Il ne renvoie qu’à deux mentions dans les Écritures, qui toutes les deux
concernent la construction du Temple de Jérusalem. En fait, ici Jésus parle de
quelqu’un qui veut construire un Temple nouveau, une tour. Or, pour qui connaît
les textes des premiers chrétiens, où l’Église est comparée à une tour, l’image
est évidente. En fait Jésus est en train de parler de lui, qui veut bâtir le
Temple nouveau de l’Église. La question est de savoir s’il peut aller jusqu’au
bout de sa mission, s’il peut « achever » sa construction, au risque
des moqueries. Or, si Jésus a bien été moqué au moment de sa Passion, voici ce
qu’il s’est passé à la fin, selon saint Jean :
« Après cela,
sachant que tout, désormais, était achevé pour que l’Écriture s’accomplisse
jusqu’au bout, Jésus dit : « J’ai soif. » Il y avait là un récipient
plein d’une boisson vinaigrée. On fixa donc une éponge remplie de ce vinaigre à
une branche d’hysope, et on l’approcha de sa bouche. Quand il eut pris le
vinaigre, Jésus dit : « Tout est accompli. » Puis, inclinant la tête,
il remit l’esprit. »
Ainsi donc, Jésus est en train d’expliquer à la
foule qu’il marche vers sa Passion, et il aura achevé la construction de la
Tour – c’est-à-dire de l’Église – uniquement quand il aura été jusqu’à la
remise de l’Esprit. A travers cela, il pose à la foule la même question qu’il
avait posée à Jacques et Jean, qui voulaient être assis à sa droite et à sa
gauche dans son Royaume : « Pouvez-vous boire la coupe que je vais
boire ? » C’est exactement le même enseignement.
Seconde
explication de Jésus : le roi qui part à la guerre.

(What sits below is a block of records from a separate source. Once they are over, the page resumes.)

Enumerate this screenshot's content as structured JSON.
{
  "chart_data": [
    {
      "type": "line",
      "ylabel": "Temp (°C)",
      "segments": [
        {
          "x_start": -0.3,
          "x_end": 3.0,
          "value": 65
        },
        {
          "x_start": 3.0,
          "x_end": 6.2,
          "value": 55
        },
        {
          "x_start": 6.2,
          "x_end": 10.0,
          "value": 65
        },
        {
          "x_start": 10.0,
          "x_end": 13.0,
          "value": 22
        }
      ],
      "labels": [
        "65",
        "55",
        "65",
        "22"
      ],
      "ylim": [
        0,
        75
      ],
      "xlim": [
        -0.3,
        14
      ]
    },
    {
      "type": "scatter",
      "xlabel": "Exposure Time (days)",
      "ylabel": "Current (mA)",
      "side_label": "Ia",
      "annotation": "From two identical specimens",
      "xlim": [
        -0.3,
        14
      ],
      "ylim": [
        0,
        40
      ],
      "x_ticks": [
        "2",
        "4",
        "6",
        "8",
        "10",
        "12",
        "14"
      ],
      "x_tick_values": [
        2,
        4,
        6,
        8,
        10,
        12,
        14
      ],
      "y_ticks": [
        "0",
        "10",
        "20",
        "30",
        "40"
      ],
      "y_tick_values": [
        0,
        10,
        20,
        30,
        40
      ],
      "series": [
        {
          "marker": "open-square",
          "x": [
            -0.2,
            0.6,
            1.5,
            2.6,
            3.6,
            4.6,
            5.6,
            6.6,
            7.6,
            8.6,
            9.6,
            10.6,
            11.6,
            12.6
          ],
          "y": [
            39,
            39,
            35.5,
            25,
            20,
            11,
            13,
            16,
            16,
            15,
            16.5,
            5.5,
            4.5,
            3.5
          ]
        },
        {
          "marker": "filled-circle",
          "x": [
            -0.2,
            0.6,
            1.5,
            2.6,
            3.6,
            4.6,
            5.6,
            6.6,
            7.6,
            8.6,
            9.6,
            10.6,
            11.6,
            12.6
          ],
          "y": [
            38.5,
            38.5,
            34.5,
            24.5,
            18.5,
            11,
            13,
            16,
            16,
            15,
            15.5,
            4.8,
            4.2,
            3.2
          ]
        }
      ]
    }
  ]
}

Ici aussi, il y a
quelques mots-clés : ce sont les nombres des hommes : 10.000 et
20.000. Il se trouve qu’avec la foi en Dieu Judas Macchabée a été vainqueur
avec 10.000 hommes contre Lysias qui en avait 60.000, mais que face aux 20.000
hommes de Démétrios, les 3.000 hommes du même Judas, ayant perdu la foi et
ayant pris peur, dans son orgueil et contre tous les conseils, Judas voulut
engager la bataille. Il fut vaincu et il mourut. Le message de Jésus est
clair : sans la sagesse et la puissance donnés par Dieu, sans la foi, les
combats humains sont vains, quelle que soit la puissance de l’ennemi. La
question posée à la foule est donc : êtes-vous certains d’être animés par
la Sagesse de Dieu ? Sinon, soyez patients : un disciple n’a pas à
enseigner son maître, mais plutôt le maître son disciple.
Et
justement, pour finir, Jésus demande à la foule de renoncer à ce qui lui
appartient. Il ne s’agit pas de choses matérielles, mais que chacun renonce à
son orgueil et à ses ambitions humaines : être disciple, c’est être à
l’école de Dieu. C’est se faire capacité, comme une jarre, pour que Dieu puisse
la remplir du bon vin de sa Sagesse, de son Esprit Saint. Et c’est pourquoi,
priorité des priorités, Jésus recommande à la foule de « s’assoir »,
c’est-à-dire de se mettre à son écoute, à l’écoute de la Loi, à l’écoute des Écritures,
comme Nathanaël, dont le cœur était « sans ruse » et qui était
« assis sous le figuier », lui dont Jésus a dit qu’il était un
« vrai Israélite », c’est-à-dire un vrai disciple.